Unwilling to accept the reality
With the IMF extended fund facility ending last week, Pakistan’s foreign reserves are at a record figure of $ 23.58 billion. At the same time our liabilities have also reached a historic level at $ 73 billion, a 12% increase over last year. These reserves are the result of borrowed dollars from multiple international donors.
Historically we have borrowed close to $ 4 billion every year on average. Last year the government took a record $ 17.1 billion in foreign loans. Another Islamic Bond is now in the works with Islamabad-Lahore motorway as collateral to raise close to $ 1 billion. According to Ishaq Dar this is meant to pay off a loan from the Musharraf years.
Meanwhile the circular debt has ballooned to Rs 400 billion although the PML-N in 2013 had promised – after paying Rs 480 billion out of the Rs 510 billion debt at the time – that it would not exceed Rs100 billion. Resultantly this month unscheduled load shedding has increased.
On the revenue side things seem to be deteriorating quickly. While exports and remittances are expected to fall even further, the FBR has yet again missed its revenue collection targets with a shortfall of Rs81 billion in the first quarter of this fiscal year.
PML-N’s strategy seems to be to survive its five years by piling on debt to both fund high visibility infrastructure projects, CPEC being a case in point, and service existing debt. This strategy keeps the economy just above water while providing ample sloganeering material come election time.
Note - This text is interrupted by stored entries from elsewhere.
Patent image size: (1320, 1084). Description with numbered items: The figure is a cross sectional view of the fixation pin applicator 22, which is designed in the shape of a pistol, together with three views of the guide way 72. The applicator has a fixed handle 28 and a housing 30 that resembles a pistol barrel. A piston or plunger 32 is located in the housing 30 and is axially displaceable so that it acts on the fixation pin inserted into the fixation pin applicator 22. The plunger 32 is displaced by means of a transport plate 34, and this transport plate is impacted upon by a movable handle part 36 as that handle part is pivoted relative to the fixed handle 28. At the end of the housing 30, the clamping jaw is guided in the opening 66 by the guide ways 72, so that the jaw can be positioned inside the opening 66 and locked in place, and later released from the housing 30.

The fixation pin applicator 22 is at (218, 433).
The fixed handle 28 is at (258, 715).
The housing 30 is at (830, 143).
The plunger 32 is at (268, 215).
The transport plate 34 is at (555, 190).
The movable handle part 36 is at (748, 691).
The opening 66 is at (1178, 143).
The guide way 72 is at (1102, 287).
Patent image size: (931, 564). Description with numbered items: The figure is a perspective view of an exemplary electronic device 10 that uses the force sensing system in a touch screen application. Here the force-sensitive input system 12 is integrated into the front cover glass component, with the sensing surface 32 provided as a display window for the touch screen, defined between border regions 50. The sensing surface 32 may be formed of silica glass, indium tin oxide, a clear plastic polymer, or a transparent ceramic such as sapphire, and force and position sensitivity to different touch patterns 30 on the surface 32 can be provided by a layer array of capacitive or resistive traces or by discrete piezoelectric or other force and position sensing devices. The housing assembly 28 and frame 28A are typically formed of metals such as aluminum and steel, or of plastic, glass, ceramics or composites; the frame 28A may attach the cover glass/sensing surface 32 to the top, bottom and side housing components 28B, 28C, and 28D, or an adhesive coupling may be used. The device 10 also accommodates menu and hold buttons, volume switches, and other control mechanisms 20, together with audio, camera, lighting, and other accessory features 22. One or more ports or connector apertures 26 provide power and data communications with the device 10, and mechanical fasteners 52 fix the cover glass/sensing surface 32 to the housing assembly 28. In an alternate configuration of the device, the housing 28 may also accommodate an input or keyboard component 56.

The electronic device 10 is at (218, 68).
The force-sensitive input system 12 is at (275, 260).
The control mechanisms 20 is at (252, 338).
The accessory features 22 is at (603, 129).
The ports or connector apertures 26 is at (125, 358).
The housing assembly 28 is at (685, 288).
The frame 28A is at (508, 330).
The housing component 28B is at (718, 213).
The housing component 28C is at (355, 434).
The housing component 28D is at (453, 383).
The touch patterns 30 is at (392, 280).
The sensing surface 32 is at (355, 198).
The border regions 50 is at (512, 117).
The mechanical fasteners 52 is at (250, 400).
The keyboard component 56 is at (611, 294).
The government hence feels everything is fine but the numbers suggest a much bleaker picture. The government has to face realities of revenue shortfalls due to insufficient tax collections and fall in exports due to unjustified tax increases. Our reliance on debt is because present and past leaders think short term. Yes we need to borrow to fund projects but it has to be economically viable as well whereby you can pay it back through indigenous revenue, not more debt.